By Catholic News Service
Vivid fact-based epic recounting the period from the Japanese attack on Pearl Harbor, Hawaii, on Dec. 7, 1941, to the Navy’s decisive victory in the battle of the title in June 1942, a triumph that turned the tide in the Pacific Theater of World War II. The ensemble drama follows, among others, top brass, including Adms. Chester W. Nimitz (Woody Harrelson), William “Bull” Halsey (Dennis Quaid) and Isoroku Yamamoto (Etsushi Toyokawa), a brilliant intelligence officer (Patrick Wilson), two daring pilots (Ed Skrein and Luke Evans) and Lt. Col. Jimmy Doolittle (Aaron Eckhart) whose air raid on Tokyo in April 1942 was a major propaganda coup for the Allies and helped lay the groundwork for the positive outcome at sea less than two months later.
As this partial list suggests, director Roland Emmerich has a lot of personal storylines to keep bound together with the result that the details of his film are sometimes confusing. But there’s a good balance in Wes Tooke’s script between action scenes and human interest and the patriotism, courage and tenacity on display go a long way to maintain attention. Possibly acceptable for older teens despite a lot of realistic sailors’ talk.
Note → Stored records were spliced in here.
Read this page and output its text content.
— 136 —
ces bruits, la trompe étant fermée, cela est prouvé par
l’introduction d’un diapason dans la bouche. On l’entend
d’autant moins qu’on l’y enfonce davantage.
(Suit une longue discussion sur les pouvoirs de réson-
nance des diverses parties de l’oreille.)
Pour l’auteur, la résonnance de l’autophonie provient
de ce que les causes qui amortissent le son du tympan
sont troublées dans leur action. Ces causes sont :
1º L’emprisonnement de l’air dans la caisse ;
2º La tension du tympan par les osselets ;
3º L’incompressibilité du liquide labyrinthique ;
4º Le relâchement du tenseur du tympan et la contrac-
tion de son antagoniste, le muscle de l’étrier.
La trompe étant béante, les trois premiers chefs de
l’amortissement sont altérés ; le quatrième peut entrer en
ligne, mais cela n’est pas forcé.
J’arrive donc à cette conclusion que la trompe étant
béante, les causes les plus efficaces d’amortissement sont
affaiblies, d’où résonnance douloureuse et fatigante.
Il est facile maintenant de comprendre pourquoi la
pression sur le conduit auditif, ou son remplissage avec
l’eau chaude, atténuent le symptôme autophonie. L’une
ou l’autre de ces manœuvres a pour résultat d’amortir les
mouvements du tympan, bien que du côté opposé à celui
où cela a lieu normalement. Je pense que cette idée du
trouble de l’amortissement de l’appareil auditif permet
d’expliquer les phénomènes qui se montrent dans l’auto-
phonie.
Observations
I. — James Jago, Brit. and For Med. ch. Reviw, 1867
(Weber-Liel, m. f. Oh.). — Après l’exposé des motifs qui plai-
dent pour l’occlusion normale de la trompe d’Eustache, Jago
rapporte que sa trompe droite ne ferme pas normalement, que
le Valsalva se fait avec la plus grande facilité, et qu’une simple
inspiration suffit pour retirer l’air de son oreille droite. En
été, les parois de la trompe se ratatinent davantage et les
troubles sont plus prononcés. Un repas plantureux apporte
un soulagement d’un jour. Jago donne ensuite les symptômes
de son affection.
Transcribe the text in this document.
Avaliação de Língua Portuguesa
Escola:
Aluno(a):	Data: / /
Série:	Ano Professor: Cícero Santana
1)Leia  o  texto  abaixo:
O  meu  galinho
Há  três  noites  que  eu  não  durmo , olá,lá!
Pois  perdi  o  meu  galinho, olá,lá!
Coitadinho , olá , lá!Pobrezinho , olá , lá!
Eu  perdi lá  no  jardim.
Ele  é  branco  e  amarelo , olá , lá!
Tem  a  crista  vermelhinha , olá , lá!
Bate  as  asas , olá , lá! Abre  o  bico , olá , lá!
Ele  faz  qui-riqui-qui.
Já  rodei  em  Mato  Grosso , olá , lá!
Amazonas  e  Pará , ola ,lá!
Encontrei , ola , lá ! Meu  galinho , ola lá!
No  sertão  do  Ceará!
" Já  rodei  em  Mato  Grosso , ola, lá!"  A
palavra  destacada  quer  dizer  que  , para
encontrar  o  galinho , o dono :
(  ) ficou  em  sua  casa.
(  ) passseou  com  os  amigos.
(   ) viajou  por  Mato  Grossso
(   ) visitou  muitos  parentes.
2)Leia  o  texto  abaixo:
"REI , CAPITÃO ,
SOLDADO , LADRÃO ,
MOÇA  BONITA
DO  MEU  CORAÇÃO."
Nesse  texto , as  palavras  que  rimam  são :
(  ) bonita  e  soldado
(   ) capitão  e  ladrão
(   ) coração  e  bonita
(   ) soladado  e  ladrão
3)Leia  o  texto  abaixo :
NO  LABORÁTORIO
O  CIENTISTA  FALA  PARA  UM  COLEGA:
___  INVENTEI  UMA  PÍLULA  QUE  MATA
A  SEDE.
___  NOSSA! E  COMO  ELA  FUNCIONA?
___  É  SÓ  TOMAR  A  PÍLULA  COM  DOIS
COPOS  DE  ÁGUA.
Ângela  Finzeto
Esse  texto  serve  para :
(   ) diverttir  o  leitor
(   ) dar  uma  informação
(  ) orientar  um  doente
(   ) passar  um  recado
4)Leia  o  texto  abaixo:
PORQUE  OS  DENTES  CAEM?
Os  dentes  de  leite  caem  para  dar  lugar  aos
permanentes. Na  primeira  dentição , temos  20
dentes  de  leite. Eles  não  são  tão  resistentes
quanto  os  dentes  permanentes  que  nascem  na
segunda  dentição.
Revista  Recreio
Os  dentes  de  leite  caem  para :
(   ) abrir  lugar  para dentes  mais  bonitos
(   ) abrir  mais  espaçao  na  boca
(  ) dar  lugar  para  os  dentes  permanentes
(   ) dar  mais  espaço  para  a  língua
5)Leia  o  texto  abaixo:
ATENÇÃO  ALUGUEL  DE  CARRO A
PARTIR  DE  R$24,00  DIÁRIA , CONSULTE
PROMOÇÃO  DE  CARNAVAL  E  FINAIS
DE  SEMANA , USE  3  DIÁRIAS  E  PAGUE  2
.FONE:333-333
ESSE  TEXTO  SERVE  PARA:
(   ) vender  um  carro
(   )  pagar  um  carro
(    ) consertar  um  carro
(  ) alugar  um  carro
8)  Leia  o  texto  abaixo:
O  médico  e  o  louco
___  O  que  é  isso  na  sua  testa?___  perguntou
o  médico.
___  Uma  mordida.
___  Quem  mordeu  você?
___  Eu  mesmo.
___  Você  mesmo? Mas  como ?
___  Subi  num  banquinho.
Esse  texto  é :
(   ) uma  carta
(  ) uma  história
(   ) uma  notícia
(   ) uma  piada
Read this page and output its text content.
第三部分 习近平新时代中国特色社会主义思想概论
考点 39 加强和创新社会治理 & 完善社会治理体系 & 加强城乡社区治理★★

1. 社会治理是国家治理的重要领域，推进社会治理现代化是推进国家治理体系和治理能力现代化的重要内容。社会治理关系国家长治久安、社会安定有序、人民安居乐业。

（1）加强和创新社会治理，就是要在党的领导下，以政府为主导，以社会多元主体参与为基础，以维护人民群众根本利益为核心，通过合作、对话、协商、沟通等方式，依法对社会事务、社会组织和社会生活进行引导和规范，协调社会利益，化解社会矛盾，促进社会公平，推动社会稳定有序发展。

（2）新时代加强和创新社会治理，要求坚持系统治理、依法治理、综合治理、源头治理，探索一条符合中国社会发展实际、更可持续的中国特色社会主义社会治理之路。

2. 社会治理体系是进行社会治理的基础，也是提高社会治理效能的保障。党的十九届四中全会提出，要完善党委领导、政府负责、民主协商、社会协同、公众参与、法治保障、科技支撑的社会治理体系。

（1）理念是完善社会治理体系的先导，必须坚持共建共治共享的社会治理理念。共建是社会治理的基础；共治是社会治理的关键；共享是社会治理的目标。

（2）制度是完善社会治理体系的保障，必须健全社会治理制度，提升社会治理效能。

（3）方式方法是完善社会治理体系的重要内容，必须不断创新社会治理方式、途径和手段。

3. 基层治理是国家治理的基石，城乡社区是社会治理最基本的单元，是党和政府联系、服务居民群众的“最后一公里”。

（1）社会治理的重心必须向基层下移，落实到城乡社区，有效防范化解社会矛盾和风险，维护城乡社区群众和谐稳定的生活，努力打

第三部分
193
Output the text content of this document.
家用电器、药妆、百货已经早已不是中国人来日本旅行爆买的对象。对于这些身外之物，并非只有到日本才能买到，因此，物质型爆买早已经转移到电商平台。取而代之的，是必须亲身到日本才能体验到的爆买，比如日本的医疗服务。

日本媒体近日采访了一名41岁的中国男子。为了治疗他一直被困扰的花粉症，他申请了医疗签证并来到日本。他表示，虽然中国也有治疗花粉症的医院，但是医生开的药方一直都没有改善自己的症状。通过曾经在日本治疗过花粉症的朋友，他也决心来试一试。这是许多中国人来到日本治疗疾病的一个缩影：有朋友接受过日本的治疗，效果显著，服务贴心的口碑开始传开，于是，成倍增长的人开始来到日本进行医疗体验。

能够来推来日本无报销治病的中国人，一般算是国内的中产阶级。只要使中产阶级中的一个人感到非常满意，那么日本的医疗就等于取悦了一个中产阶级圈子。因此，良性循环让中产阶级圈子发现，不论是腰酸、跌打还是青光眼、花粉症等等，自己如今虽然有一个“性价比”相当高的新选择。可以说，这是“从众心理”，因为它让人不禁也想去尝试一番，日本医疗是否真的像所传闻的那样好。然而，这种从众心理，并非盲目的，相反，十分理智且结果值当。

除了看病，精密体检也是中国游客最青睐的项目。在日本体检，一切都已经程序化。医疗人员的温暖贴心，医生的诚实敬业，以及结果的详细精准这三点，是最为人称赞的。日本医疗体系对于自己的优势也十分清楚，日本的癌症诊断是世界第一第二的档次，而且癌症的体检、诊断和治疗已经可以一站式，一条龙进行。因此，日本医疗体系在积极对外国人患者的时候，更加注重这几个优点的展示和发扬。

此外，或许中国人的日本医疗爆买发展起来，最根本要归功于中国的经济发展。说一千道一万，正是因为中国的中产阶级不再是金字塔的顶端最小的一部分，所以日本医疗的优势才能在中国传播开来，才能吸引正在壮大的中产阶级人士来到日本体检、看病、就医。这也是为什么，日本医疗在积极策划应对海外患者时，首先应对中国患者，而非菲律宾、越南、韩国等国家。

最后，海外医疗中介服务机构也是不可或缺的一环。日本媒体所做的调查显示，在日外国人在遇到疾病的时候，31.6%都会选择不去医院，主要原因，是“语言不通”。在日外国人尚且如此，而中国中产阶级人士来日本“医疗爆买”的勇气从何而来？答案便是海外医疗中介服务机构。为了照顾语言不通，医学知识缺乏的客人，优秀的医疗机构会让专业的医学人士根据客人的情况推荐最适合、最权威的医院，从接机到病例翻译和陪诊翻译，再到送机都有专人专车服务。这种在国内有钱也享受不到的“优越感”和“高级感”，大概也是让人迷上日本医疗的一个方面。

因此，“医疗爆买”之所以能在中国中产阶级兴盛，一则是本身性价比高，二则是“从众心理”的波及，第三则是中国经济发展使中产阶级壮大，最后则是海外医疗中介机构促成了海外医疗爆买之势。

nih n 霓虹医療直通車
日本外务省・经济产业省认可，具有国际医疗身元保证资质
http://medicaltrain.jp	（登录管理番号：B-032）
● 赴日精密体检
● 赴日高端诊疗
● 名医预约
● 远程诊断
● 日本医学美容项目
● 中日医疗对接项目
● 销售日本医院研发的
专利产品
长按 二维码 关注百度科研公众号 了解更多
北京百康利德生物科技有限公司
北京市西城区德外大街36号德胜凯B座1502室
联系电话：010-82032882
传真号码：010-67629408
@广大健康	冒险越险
Frequent stylized violence with little gore, brief gruesome images of a burned corpse, about 10 uses of profanity, an equal number of milder oaths, at least one rough term, considerable crude and crass language. The Catholic News Service classification is A-III — adults. The Motion Picture Association of America rating is PG-13 — parents strongly cautioned. Some material may be inappropriate for children under 13.